Uriele Vitolo (14 January 1831 - unknown) was an Italian sculptor.

==Biography==
He was born in Avellino, Italy. He completed his first studies in design and modelling at the Academy of Fine Arts of Naples, earning a scholarship of his province; he joined the studio of Gennaro Cali and was given advice by Antonio Cali. He won medals at public expositions of Naples for 1861, 1863, 1869, 1871, and 1874, he had five medals of honor, of which four were silver, and one gold. In 1861, he was awarded another award in a public competition offered by the king for the design of a monument to Italian national unity.

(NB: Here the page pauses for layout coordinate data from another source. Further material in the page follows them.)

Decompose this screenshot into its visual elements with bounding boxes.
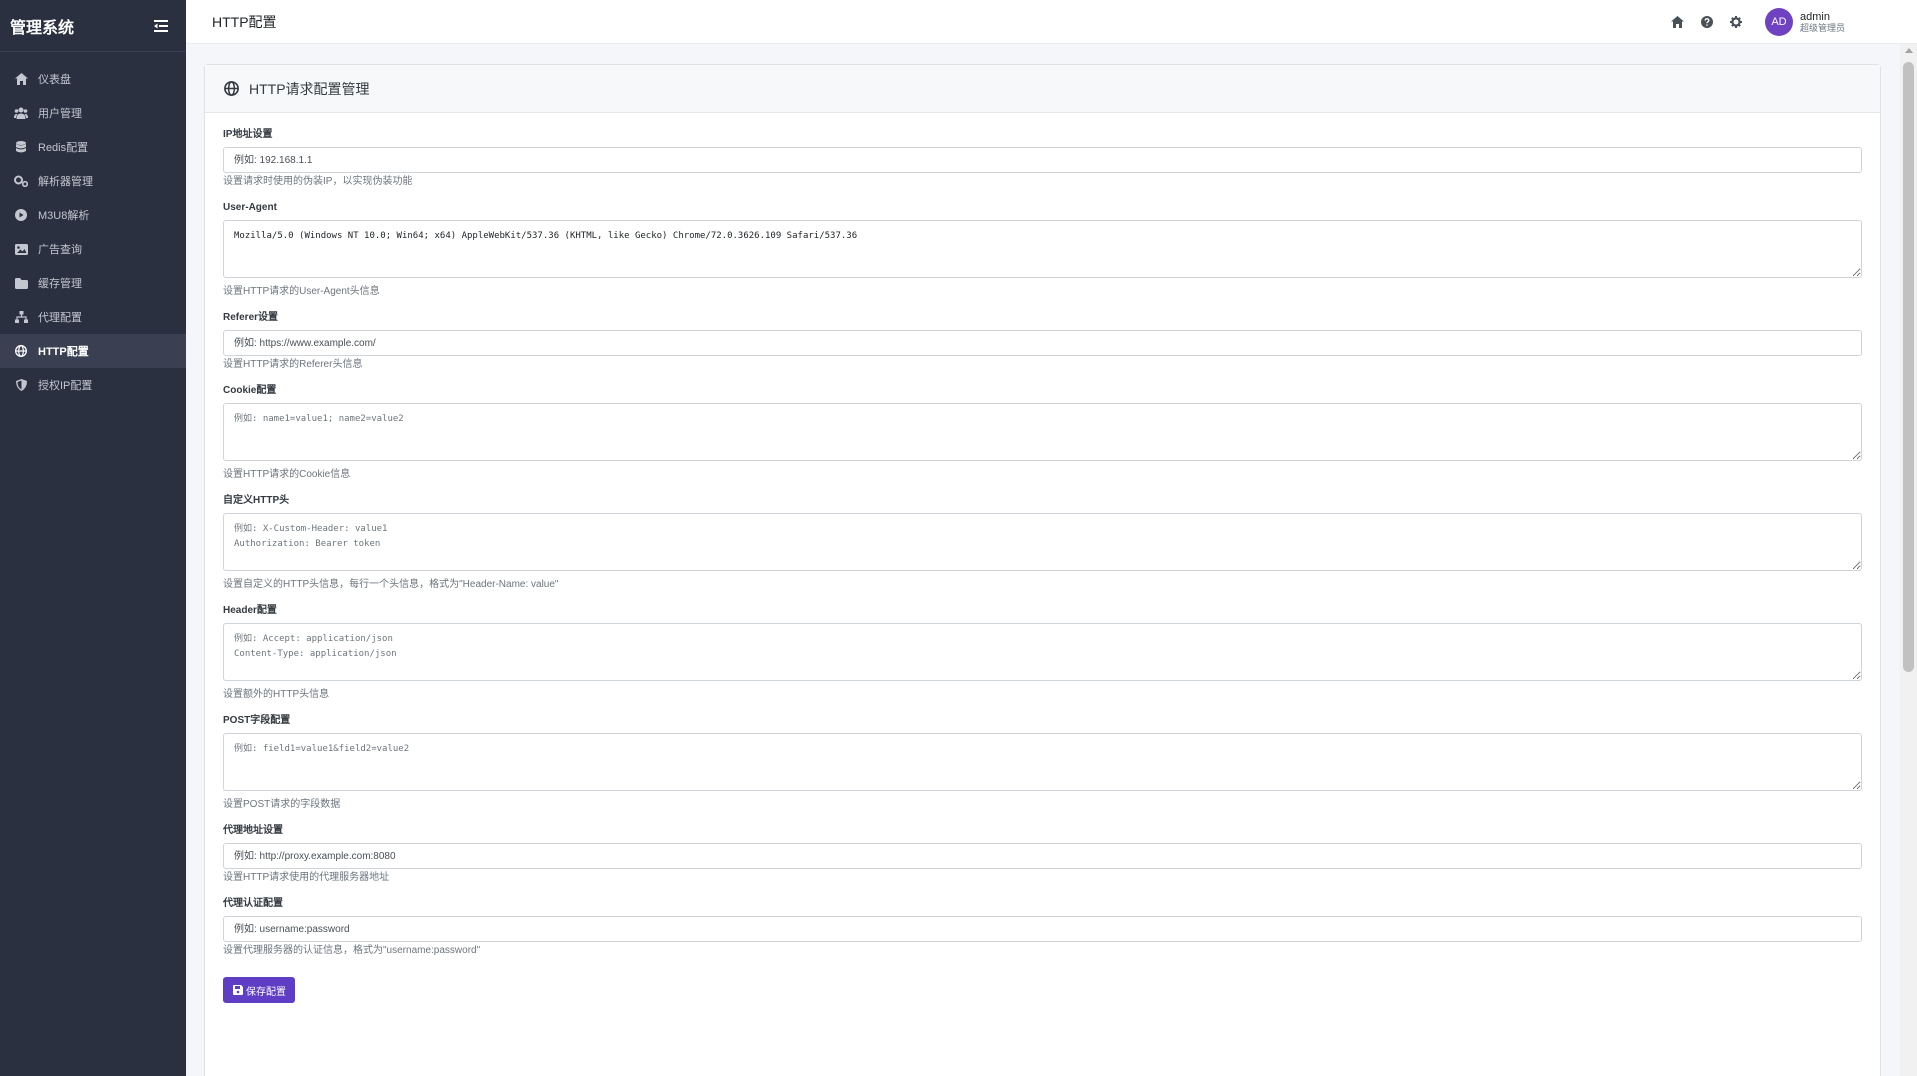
sidebar-item-label: 仪表盘 <box>38 74 71 86</box>
sidebar-item-label: 用户管理 <box>38 108 82 120</box>
ip-input[interactable] <box>223 147 1862 173</box>
image-icon <box>14 242 28 256</box>
proxy-auth-field-group: 代理认证配置 设置代理服务器的认证信息，格式为"username:passwor… <box>223 898 1862 957</box>
post-label: POST字段配置 <box>223 715 291 726</box>
header-textarea[interactable] <box>223 623 1862 681</box>
sidebar-item-redis[interactable]: Redis配置 <box>0 130 186 164</box>
user-agent-label: User-Agent <box>223 202 277 213</box>
user-agent-textarea[interactable]: Mozilla/5.0 (Windows NT 10.0; Win64; x64… <box>223 220 1862 278</box>
sidebar-item-m3u8[interactable]: M3U8解析 <box>0 198 186 232</box>
post-field-group: POST字段配置 设置POST请求的字段数据 <box>223 715 1862 811</box>
save-icon <box>232 985 243 996</box>
sidebar-item-http[interactable]: HTTP配置 <box>0 334 186 368</box>
menu-toggle-icon[interactable] <box>152 17 170 35</box>
user-name: admin <box>1799 10 1830 23</box>
user-role: 超级管理员 <box>1799 23 1845 34</box>
shield-icon <box>14 378 28 392</box>
post-textarea[interactable] <box>223 733 1862 791</box>
users-icon <box>14 106 28 120</box>
user-agent-field-group: User-Agent Mozilla/5.0 (Windows NT 10.0;… <box>223 202 1862 298</box>
sidebar-item-auth-ip[interactable]: 授权IP配置 <box>0 368 186 402</box>
database-icon <box>14 140 28 154</box>
sidebar-nav: 仪表盘 用户管理 Redis配置 解析器管理 M3U8解析 广告查询 缓存管理 <box>0 62 186 402</box>
referer-help: 设置HTTP请求的Referer头信息 <box>223 359 363 370</box>
sidebar-item-label: M3U8解析 <box>38 210 90 222</box>
sidebar-item-users[interactable]: 用户管理 <box>0 96 186 130</box>
user-info[interactable]: admin 超级管理员 <box>1800 11 1845 34</box>
custom-headers-help: 设置自定义的HTTP头信息，每行一个头信息，格式为"Header-Name: v… <box>223 579 559 590</box>
sitemap-icon <box>14 310 28 324</box>
proxy-auth-input[interactable] <box>223 916 1862 942</box>
page-title: HTTP配置 <box>212 13 277 30</box>
home-icon[interactable] <box>1671 15 1685 29</box>
brand: 管理系统 <box>0 0 186 52</box>
sidebar-item-parsers[interactable]: 解析器管理 <box>0 164 186 198</box>
proxy-auth-help: 设置代理服务器的认证信息，格式为"username:password" <box>223 945 481 956</box>
brand-title: 管理系统 <box>10 19 75 37</box>
avatar[interactable]: AD <box>1764 8 1793 36</box>
topbar-actions: AD admin 超级管理员 <box>1656 0 1845 44</box>
home-icon <box>14 72 28 86</box>
cogs-icon <box>14 174 28 188</box>
globe-icon <box>223 81 239 97</box>
referer-label: Referer设置 <box>223 312 279 323</box>
scroll-up-arrow-icon[interactable] <box>1905 48 1913 53</box>
user-agent-help: 设置HTTP请求的User-Agent头信息 <box>223 286 380 297</box>
globe-icon <box>14 344 28 358</box>
folder-icon <box>14 276 28 290</box>
help-icon[interactable] <box>1700 15 1714 29</box>
http-config-card: HTTP请求配置管理 IP地址设置 设置请求时使用的伪装IP，以实现伪装功能 U… <box>204 64 1881 1076</box>
ip-help: 设置请求时使用的伪装IP，以实现伪装功能 <box>223 176 413 187</box>
header-help: 设置额外的HTTP头信息 <box>223 689 330 700</box>
cookie-field-group: Cookie配置 设置HTTP请求的Cookie信息 <box>223 385 1862 481</box>
cookie-textarea[interactable] <box>223 403 1862 461</box>
sidebar-item-ads[interactable]: 广告查询 <box>0 232 186 266</box>
proxy-label: 代理地址设置 <box>223 825 283 836</box>
custom-headers-textarea[interactable] <box>223 513 1862 571</box>
sidebar: 管理系统 仪表盘 用户管理 Redis配置 解析器管理 M3U8解析 广告查询 <box>0 0 186 1076</box>
card-title: HTTP请求配置管理 <box>249 80 370 97</box>
sidebar-item-label: 广告查询 <box>38 244 82 256</box>
page-scrollbar[interactable] <box>1900 44 1917 1076</box>
referer-input[interactable] <box>223 330 1862 356</box>
cookie-label: Cookie配置 <box>223 385 277 396</box>
sidebar-item-label: 代理配置 <box>38 312 82 324</box>
ip-label: IP地址设置 <box>223 129 273 140</box>
gear-icon[interactable] <box>1729 15 1743 29</box>
sidebar-item-label: 缓存管理 <box>38 278 82 290</box>
header-field-group: Header配置 设置额外的HTTP头信息 <box>223 605 1862 701</box>
proxy-help: 设置HTTP请求使用的代理服务器地址 <box>223 872 390 883</box>
sidebar-item-cache[interactable]: 缓存管理 <box>0 266 186 300</box>
sidebar-item-proxy[interactable]: 代理配置 <box>0 300 186 334</box>
post-help: 设置POST请求的字段数据 <box>223 799 341 810</box>
cookie-help: 设置HTTP请求的Cookie信息 <box>223 469 351 480</box>
play-circle-icon <box>14 208 28 222</box>
custom-headers-label: 自定义HTTP头 <box>223 495 290 506</box>
proxy-field-group: 代理地址设置 设置HTTP请求使用的代理服务器地址 <box>223 825 1862 884</box>
config-form: IP地址设置 设置请求时使用的伪装IP，以实现伪装功能 User-Agent M… <box>205 113 1880 1003</box>
referer-field-group: Referer设置 设置HTTP请求的Referer头信息 <box>223 312 1862 371</box>
sidebar-item-label: 解析器管理 <box>38 176 93 188</box>
ip-field-group: IP地址设置 设置请求时使用的伪装IP，以实现伪装功能 <box>223 129 1862 188</box>
sidebar-item-label: Redis配置 <box>38 142 89 154</box>
save-button[interactable]: 保存配置 <box>223 977 295 1003</box>
save-button-label: 保存配置 <box>246 986 286 998</box>
sidebar-item-label: HTTP配置 <box>38 346 89 358</box>
proxy-input[interactable] <box>223 843 1862 869</box>
sidebar-item-dashboard[interactable]: 仪表盘 <box>0 62 186 96</box>
proxy-auth-label: 代理认证配置 <box>223 898 283 909</box>
custom-headers-field-group: 自定义HTTP头 设置自定义的HTTP头信息，每行一个头信息，格式为"Heade… <box>223 495 1862 591</box>
card-header: HTTP请求配置管理 <box>205 65 1880 113</box>
scroll-thumb[interactable] <box>1903 62 1914 672</box>
topbar: HTTP配置 AD admin 超级管理员 <box>186 0 1917 44</box>
sidebar-item-label: 授权IP配置 <box>38 380 93 392</box>
header-label: Header配置 <box>223 605 277 616</box>
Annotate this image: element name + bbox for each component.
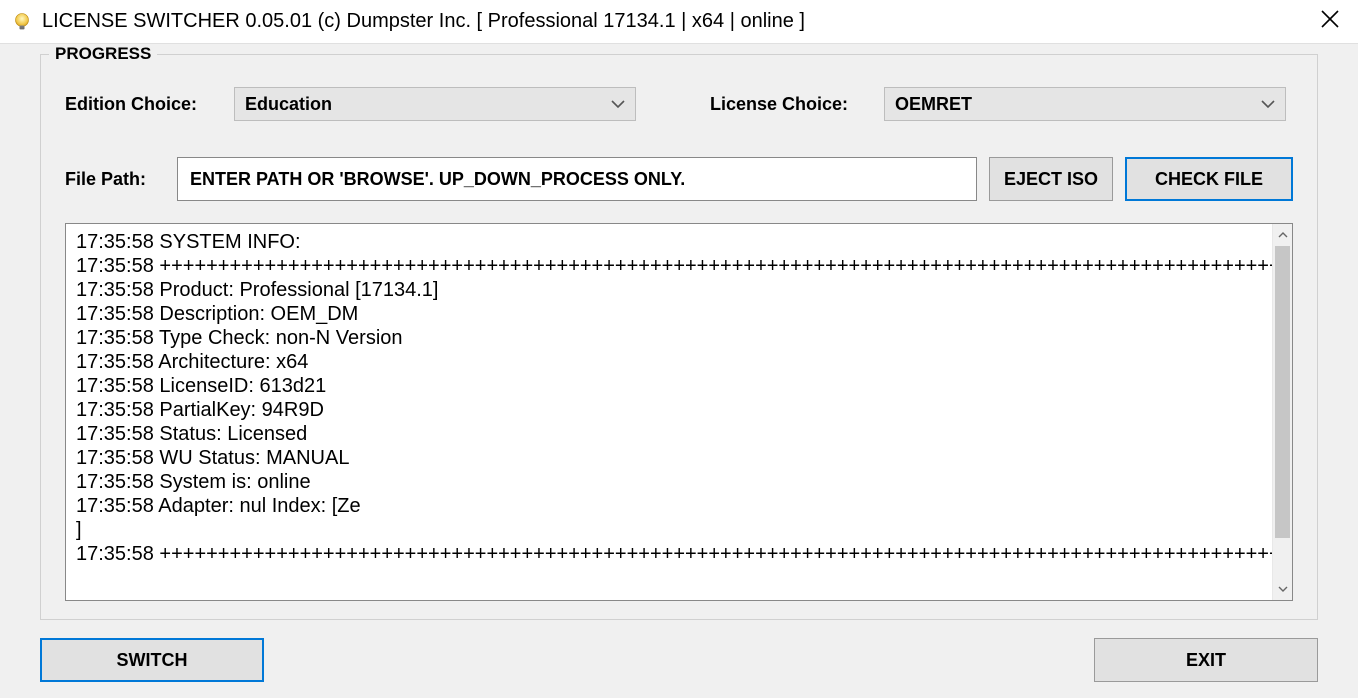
titlebar: LICENSE SWITCHER 0.05.01 (c) Dumpster In… xyxy=(0,0,1358,44)
license-select-value: OEMRET xyxy=(895,94,972,115)
filepath-input[interactable] xyxy=(177,157,977,201)
log-output: 17:35:58 SYSTEM INFO: 17:35:58 +++++++++… xyxy=(65,223,1293,601)
filepath-label: File Path: xyxy=(65,169,165,190)
chevron-down-icon xyxy=(1261,99,1275,109)
app-window: LICENSE SWITCHER 0.05.01 (c) Dumpster In… xyxy=(0,0,1358,698)
progress-groupbox: PROGRESS Edition Choice: Education Licen… xyxy=(40,54,1318,620)
lightbulb-icon xyxy=(12,12,32,32)
exit-button[interactable]: EXIT xyxy=(1094,638,1318,682)
footer-row: SWITCH EXIT xyxy=(40,620,1318,682)
close-icon xyxy=(1321,10,1339,34)
scroll-up-button[interactable] xyxy=(1273,224,1292,246)
scrollbar-thumb[interactable] xyxy=(1275,246,1290,538)
chevron-down-icon xyxy=(611,99,625,109)
eject-iso-button[interactable]: EJECT ISO xyxy=(989,157,1113,201)
window-title: LICENSE SWITCHER 0.05.01 (c) Dumpster In… xyxy=(42,10,1302,33)
edition-select[interactable]: Education xyxy=(234,87,636,121)
license-label: License Choice: xyxy=(710,94,870,115)
edition-label: Edition Choice: xyxy=(65,94,220,115)
choice-row: Edition Choice: Education License Choice… xyxy=(65,87,1293,121)
check-file-button[interactable]: CHECK FILE xyxy=(1125,157,1293,201)
groupbox-title: PROGRESS xyxy=(49,44,157,64)
scroll-down-button[interactable] xyxy=(1273,578,1292,600)
vertical-scrollbar[interactable] xyxy=(1272,224,1292,600)
license-select[interactable]: OEMRET xyxy=(884,87,1286,121)
close-button[interactable] xyxy=(1302,0,1358,44)
switch-button[interactable]: SWITCH xyxy=(40,638,264,682)
edition-select-value: Education xyxy=(245,94,332,115)
content-area: PROGRESS Edition Choice: Education Licen… xyxy=(0,44,1358,698)
log-text[interactable]: 17:35:58 SYSTEM INFO: 17:35:58 +++++++++… xyxy=(66,224,1272,600)
scrollbar-track[interactable] xyxy=(1273,246,1292,578)
filepath-row: File Path: EJECT ISO CHECK FILE xyxy=(65,157,1293,201)
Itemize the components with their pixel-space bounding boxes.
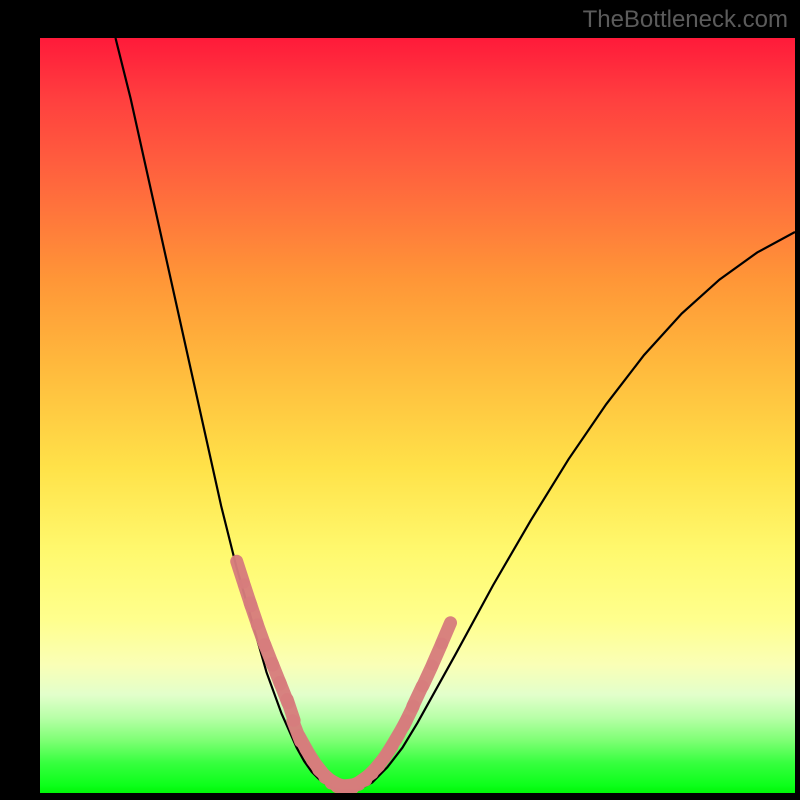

Vitolo generated much competitive enmity from the Neapolitan sculptor Tito Angelini. Vitolo was able to obtain commissions from afar, including Russia, London, Ireland, Tunisia, Corfù, and Romania. These included the larger than life statue of Stefan the Great, made for Wallachia (present day Romania). Among his other works are statue of Wounded Diomedes; La riconoscenza; A martyr of the first Crusade; Risen Christ; Kiss of Judas, Narcisus at the fountain; The Prodigal Son; Christ sleeping; the large monument to Giovanni da Procida given by the city of Salerno. He sculpted various portraits; including of Lincoln, Humboldt, Manzoni, and Alessandro Volta, and at the Cemetery of Naples, on the tomb of a child of the Roccaromana family: an Angel who carries a Baby to Heaven. Vitolo was a member and honorary professor of a number of artistic societies, among them the Royal Institute of Fine Arts of Naples. He has been awarded three gold medals: one from the Scientific Academy of Smyrna, one from the Byzantine Academy of Constantinople, and finally a third from the Circulo Partenopeo Giambattista Vico of Naples. By decree in 1878, the Bey di Tunisia awarded him the Order of Niscian Iflikhau.